Hide your Hair

~In which Sadie and Mark discover a local barber shop~

During our trip in eastern Europe, Mark had been hinting that I needed a hair cut. My hair had now reached my butt, but I didn't have much motivation to chop it off until I tried to do yoga binds and got more tangled than I had intended.
I looked up nearby hair salons, but none of them were ones I recognized; and, afraid of getting scalped [monetary-wise, not hair-wise], I chose the one that had a review that it was decently priced.
So I go to the establishment and take a seat, and then I start noticing that every single person is African-American and male. I start to worry that I've made the wrong choice, but then I see a white guy come in, so that's one of my worries resolved. The other one (my gender) seemed to be disappear when one of the barber dudes asks what I need and doesn't tell me to go elsewhere.
Now, this is an old-looking establishment. The 3-4 barber chairs all seem to be from the 50s; there's no reception desk or card-reader anywhere that I can see; and there are no hair-washing stations either. It's just the chairs, the barbers, and the customers. Bantering conversation permeates the air, punctuated by the buzz of razors and ring of clipping shears.
Eventually, it's my turn to sit in one of the chairs. I tell the barber the approximate length I want it, and he wields his scissors and makes one big cut, and then gets into the more familiar rhythm of chatting and putting stuff in my hair, recommending hair products and telling me I need to drink a tablespoon of coconut oil a day for my health. He was nice, but I was feeling out of place so I thank him after a quick glance in the mirror and go on my way.
Mark's first comment is "Did you even get it cut?"
His second comment is "Is it supposed to be cut diagonally in the back?"

I had sort-of seen the same myself in that quick mirror glance, but rather than evaluate it then, I just put it up in a ponytail and thus temporarily fixed it.

But after several days, I realized I would eventually need to wear my hair down, so after showering, I get Mark's hair-cutting scissors and work at evening it out. Because the right side is, in fact, 2-3 inches longer than the left side.
I do the best I can from the front, and then call in Mark to help me trim it from the back. We get it squared away, and I decide Mark might be a better hair-trimmer than the salon shop. We tell each other not to go there if we want to look normal, and life continues.

But here's the kicker: Mark needs a haircut too. And I didn't tell him the place I went.
[building suspense here]

I get home yesterday and notice that Mark's hair is shorter. Or at least, Mark's hair is significantly shorter around the sides and back of his head.
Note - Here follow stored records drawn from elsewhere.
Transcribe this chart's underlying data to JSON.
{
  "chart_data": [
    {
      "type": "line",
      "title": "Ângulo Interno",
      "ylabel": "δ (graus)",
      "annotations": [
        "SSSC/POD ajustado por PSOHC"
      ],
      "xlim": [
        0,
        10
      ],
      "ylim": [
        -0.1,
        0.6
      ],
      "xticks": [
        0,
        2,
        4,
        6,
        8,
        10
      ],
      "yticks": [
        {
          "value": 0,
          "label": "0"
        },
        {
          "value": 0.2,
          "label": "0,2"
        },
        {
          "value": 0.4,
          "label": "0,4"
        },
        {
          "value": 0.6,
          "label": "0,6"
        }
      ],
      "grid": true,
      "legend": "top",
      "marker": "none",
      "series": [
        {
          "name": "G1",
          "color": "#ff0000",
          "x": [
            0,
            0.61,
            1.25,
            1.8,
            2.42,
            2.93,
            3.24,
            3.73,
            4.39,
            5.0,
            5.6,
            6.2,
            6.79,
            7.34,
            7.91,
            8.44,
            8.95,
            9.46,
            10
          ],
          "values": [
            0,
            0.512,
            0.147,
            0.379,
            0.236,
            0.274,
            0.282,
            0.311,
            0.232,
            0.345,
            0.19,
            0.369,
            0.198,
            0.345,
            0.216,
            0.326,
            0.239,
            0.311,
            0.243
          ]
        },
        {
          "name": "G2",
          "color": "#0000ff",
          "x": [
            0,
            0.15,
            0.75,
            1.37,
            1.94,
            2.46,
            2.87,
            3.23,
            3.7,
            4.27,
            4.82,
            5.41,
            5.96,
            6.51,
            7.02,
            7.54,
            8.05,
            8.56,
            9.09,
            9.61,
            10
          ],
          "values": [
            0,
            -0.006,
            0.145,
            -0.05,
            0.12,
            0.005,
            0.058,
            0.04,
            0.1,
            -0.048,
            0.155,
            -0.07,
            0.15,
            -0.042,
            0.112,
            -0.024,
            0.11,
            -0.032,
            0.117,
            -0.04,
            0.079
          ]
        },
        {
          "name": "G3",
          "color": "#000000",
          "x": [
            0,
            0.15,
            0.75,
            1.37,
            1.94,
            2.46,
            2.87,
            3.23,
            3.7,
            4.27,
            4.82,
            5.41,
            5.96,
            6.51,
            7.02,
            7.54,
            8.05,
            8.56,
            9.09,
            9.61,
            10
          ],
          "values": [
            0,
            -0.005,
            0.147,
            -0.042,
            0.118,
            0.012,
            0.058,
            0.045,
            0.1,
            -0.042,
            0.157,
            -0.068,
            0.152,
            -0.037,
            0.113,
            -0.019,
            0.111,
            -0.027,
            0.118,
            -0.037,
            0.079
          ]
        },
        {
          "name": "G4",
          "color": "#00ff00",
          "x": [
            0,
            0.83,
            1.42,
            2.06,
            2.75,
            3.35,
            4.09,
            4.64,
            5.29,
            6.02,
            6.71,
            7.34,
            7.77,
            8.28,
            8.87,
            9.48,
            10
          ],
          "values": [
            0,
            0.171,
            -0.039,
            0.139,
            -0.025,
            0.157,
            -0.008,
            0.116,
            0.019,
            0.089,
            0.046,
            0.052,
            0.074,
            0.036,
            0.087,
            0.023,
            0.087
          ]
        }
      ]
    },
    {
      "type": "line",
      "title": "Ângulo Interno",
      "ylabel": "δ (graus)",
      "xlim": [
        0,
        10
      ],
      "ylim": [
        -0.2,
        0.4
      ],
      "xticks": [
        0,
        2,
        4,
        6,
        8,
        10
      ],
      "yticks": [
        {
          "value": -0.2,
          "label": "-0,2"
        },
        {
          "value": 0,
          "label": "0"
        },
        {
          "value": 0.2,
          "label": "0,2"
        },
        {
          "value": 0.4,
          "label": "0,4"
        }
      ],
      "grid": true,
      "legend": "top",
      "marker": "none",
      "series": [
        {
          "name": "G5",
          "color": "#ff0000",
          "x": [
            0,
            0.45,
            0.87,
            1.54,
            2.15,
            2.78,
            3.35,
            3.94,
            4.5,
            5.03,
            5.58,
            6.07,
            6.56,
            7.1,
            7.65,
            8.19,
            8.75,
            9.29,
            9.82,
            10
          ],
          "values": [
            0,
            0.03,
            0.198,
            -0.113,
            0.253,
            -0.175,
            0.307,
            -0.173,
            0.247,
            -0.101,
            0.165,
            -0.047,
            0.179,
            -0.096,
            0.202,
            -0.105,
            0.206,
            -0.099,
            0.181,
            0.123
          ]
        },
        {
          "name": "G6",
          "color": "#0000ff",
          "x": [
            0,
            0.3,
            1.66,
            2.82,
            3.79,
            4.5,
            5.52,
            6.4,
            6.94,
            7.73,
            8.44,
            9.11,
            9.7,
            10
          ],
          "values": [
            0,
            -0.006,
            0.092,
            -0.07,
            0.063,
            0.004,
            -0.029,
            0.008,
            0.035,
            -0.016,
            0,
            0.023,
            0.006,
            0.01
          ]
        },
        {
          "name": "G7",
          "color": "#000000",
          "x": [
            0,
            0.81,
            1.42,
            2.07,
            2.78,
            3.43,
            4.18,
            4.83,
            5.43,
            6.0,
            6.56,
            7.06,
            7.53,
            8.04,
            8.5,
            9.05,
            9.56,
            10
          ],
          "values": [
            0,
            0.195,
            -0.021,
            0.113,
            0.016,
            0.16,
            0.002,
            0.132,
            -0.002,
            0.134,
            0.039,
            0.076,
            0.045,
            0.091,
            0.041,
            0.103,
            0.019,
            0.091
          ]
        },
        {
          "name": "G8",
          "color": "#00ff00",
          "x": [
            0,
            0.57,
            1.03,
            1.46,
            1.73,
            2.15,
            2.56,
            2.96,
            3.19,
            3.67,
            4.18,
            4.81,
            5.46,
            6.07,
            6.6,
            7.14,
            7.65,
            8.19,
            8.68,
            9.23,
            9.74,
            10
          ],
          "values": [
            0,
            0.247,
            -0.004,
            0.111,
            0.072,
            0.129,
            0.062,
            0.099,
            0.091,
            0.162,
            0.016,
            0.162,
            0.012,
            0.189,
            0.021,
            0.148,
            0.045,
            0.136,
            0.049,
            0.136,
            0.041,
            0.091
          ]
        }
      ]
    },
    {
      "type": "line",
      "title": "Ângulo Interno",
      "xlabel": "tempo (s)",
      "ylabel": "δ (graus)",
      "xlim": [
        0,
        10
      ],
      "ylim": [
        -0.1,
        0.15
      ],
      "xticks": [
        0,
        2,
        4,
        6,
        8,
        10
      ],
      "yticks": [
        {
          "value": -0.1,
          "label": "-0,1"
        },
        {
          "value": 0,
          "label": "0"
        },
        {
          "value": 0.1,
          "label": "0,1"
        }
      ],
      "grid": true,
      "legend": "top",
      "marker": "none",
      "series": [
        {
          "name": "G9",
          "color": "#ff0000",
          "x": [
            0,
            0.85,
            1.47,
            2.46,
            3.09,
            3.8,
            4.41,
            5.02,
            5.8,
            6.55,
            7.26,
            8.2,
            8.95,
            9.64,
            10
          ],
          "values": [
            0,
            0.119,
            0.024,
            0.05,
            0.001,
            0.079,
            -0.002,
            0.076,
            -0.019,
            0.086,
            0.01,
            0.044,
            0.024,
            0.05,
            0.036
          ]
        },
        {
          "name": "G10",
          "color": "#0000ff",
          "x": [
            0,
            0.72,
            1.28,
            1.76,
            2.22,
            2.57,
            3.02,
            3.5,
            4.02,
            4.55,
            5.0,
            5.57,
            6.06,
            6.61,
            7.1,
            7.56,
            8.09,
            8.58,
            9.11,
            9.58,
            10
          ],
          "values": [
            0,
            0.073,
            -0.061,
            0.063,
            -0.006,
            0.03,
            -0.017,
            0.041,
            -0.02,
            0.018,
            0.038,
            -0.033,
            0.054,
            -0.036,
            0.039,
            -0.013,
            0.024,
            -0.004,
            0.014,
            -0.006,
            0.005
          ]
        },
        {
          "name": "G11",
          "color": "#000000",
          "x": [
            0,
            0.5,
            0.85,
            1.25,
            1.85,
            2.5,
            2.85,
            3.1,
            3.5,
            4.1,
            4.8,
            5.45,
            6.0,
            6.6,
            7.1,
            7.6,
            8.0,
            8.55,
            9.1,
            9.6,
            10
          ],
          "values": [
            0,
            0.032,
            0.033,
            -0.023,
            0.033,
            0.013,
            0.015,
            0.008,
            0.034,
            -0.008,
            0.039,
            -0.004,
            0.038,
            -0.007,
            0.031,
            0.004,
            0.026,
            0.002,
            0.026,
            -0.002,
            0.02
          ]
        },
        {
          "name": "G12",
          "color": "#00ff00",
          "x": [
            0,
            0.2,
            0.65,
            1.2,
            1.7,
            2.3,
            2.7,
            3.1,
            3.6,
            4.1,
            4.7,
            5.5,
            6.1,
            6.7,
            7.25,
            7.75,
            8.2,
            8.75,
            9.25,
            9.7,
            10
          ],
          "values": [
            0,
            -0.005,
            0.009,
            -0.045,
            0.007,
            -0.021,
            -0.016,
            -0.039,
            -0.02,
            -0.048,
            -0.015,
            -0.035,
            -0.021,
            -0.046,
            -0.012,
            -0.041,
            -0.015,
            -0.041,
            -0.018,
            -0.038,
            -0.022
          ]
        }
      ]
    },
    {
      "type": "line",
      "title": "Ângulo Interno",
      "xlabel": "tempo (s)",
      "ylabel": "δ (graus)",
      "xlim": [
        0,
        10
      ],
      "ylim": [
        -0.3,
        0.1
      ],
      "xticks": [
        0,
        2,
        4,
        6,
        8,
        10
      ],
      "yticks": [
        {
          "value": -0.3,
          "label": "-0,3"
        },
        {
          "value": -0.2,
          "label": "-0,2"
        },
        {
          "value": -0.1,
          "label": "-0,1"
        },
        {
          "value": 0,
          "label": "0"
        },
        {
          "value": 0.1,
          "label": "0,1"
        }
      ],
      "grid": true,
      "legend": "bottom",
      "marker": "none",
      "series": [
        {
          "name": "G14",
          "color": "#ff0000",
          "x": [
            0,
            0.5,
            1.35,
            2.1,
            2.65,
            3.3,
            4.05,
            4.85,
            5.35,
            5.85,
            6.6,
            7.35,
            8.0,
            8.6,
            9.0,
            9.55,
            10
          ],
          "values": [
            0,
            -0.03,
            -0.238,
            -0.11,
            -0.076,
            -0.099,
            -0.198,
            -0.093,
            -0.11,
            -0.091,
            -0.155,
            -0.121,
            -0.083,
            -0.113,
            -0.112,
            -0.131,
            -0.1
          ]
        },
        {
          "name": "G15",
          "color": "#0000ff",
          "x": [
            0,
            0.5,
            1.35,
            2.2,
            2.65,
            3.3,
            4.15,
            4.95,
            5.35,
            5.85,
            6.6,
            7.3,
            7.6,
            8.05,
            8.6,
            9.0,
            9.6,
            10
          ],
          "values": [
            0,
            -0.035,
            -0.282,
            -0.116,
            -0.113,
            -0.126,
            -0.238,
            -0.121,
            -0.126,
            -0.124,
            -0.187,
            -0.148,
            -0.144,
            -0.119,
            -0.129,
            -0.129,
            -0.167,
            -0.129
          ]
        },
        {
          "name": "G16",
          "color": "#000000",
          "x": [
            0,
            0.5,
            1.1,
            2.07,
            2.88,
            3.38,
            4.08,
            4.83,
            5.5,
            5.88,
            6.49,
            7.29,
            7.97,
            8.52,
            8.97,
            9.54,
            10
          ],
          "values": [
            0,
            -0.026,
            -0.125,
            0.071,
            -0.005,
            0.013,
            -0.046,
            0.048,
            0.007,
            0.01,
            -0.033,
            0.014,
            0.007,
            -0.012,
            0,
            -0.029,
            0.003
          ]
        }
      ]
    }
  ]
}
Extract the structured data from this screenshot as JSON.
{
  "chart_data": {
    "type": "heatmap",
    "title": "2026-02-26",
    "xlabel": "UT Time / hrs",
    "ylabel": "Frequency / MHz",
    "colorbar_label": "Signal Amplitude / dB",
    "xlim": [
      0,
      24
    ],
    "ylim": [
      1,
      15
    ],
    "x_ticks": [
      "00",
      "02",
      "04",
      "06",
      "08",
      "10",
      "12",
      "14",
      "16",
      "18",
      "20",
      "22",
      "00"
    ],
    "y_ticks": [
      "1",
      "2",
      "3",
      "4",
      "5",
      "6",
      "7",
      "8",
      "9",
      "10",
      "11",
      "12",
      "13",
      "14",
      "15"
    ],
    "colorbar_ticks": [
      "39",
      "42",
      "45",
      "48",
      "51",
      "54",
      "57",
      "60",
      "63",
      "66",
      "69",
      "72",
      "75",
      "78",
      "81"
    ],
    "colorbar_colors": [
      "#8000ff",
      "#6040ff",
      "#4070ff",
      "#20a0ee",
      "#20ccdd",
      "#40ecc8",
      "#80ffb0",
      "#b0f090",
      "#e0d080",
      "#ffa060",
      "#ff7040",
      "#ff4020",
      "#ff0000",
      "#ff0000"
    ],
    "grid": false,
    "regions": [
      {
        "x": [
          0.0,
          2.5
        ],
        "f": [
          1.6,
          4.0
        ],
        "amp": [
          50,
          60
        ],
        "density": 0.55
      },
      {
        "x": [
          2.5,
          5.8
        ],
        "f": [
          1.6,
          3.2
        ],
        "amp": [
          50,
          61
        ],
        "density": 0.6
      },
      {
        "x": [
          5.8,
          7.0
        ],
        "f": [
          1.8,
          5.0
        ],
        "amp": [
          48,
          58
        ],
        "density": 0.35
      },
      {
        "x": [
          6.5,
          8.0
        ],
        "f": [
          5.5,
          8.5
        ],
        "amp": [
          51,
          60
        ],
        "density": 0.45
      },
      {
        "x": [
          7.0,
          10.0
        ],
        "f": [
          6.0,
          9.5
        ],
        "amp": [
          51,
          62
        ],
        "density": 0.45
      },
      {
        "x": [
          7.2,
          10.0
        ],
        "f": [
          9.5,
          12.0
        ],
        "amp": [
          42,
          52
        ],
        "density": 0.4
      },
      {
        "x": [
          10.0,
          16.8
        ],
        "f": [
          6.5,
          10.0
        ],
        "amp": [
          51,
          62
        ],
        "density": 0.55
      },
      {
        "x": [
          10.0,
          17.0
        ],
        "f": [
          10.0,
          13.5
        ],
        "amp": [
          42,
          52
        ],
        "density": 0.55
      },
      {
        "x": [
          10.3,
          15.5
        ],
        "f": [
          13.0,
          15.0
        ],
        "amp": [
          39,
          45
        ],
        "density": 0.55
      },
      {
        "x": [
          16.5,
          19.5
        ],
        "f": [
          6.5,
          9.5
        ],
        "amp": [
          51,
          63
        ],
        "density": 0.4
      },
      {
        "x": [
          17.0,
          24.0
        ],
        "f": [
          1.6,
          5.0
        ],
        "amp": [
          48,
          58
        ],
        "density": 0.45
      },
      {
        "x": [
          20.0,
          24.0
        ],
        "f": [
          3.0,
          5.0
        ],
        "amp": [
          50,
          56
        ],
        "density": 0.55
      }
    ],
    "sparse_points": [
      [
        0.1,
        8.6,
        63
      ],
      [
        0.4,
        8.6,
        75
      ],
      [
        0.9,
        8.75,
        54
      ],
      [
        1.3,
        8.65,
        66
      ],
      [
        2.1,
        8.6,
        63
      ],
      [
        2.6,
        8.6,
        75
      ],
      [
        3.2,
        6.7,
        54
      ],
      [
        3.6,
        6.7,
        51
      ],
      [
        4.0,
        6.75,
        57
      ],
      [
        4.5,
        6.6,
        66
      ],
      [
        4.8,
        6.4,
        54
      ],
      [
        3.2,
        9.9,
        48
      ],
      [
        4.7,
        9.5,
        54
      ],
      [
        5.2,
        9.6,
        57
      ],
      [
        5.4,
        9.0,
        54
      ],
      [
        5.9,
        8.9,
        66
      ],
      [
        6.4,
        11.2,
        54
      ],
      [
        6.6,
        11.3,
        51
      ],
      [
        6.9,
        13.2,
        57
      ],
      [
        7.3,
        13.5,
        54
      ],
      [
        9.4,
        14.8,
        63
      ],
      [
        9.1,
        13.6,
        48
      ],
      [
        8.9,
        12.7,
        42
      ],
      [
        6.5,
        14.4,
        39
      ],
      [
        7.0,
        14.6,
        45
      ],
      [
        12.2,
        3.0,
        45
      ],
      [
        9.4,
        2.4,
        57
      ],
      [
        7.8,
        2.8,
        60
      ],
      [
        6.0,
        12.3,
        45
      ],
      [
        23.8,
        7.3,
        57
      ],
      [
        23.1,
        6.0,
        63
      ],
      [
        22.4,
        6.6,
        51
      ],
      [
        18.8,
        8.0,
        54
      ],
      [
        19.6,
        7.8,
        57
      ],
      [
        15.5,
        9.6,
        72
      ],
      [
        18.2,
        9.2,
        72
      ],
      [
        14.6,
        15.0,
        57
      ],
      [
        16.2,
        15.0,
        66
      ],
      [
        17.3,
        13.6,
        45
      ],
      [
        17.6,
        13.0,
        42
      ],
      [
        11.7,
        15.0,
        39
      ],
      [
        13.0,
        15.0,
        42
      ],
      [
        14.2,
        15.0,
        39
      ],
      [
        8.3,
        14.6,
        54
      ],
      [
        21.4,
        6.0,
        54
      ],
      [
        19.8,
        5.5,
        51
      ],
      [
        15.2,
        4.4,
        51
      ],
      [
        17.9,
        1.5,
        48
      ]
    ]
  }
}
The top seems to be about the same length it was before, which kind-of makes his head longer and narrower.
And he tells me that he went to a nearby barber shop, and there were only 4 chairs and all African-American male barbers.
[uh-oh]
And he tells me those guys were arguing about the soccer game for 2 solid hours.
[sounds about right]
And then he tells me that he was in the barber chair that entire time, hoping that his barber would eventually realize he could get more customers if he cut hair faster.
And that the cost of the haircut seemed to be by the hour if we're just looking at the dollar amount and comparing it to typical men's haircuts' prices.

And we hope that more people can laugh with us on this one, because otherwise it feels like a phenomenal waste of time.

And we may be wearing hats for a couple weeks.